ECLI:NL:RVS:2006:AZ3234

Raad van State

Datum uitspraak
29 november 2006
Publicatiedatum
5 april 2013
Zaaknummer
200601501/1
Instantie
Raad van State
Type
Uitspraak
Procedures
  • Hoger beroep
Rechters
  • M.G.J. Parkins-de Vin
  • W. van den Brink
  • Ch.W. Mouton
Vindplaatsen
  • Rechtspraak.nl
AI samenvatting door LexboostAutomatisch gegenereerd

Bouwvergunning voor verbouwing jeugdhuis in strijd met bestemmingsplan

In deze zaak gaat het om een hoger beroep van het college van burgemeester en wethouders van Boxmeer tegen een uitspraak van de voorzieningenrechter van de rechtbank 's-Hertogenbosch.

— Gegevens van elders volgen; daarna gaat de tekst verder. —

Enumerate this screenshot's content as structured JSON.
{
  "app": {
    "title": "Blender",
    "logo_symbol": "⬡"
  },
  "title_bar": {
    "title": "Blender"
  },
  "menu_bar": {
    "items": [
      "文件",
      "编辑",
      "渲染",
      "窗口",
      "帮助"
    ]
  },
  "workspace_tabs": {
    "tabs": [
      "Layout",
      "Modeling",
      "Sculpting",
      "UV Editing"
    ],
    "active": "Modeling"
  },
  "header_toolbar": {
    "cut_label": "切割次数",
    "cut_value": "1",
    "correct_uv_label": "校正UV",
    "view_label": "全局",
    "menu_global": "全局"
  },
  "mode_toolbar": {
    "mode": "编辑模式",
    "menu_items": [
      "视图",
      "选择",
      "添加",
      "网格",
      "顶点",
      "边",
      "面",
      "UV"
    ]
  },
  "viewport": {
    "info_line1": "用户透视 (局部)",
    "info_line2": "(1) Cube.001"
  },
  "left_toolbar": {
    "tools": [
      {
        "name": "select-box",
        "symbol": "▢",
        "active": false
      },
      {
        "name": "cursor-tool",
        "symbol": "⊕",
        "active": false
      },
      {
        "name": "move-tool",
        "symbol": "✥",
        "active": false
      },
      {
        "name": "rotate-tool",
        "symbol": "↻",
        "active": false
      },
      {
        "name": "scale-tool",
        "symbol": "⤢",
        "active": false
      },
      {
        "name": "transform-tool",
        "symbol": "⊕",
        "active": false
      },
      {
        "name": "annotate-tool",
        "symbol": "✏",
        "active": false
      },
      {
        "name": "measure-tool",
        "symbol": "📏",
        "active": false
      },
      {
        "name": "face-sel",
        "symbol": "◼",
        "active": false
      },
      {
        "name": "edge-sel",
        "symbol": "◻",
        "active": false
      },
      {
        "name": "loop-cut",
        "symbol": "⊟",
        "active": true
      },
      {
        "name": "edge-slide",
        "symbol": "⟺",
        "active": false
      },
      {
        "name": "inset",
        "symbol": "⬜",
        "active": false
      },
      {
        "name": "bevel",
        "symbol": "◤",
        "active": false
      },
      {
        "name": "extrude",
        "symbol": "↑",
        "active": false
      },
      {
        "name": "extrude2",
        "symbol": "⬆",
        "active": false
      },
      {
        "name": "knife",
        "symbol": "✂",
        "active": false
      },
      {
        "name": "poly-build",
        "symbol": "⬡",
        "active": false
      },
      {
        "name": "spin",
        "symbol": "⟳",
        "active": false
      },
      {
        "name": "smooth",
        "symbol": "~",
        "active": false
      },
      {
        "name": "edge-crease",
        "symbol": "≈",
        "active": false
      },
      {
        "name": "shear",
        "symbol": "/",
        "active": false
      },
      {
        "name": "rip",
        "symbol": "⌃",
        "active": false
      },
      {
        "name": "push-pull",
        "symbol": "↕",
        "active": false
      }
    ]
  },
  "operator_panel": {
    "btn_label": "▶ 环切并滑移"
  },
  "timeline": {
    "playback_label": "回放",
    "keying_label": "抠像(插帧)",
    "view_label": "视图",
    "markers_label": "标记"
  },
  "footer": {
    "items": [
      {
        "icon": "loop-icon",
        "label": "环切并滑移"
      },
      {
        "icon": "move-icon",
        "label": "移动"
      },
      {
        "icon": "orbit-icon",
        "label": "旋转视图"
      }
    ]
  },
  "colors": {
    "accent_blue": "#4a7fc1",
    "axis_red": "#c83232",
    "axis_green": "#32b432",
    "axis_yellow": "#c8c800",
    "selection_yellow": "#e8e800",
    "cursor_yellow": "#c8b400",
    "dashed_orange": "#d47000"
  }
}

De voorzieningenrechter had op 4 januari 2006 een besluit van 18 oktober 2005 van het college, waarbij een bezwaar van een wederpartij tegen een verleende bouwvergunning ongegrond was verklaard, vernietigd. De bouwvergunning was verleend voor de verbouwing van een jeugdhuis aan de Sint Cornelisstraat 28a te Vortum-Mullem. De voorzieningenrechter oordeelde dat de bouwvergunning in strijd was met het bestemmingsplan.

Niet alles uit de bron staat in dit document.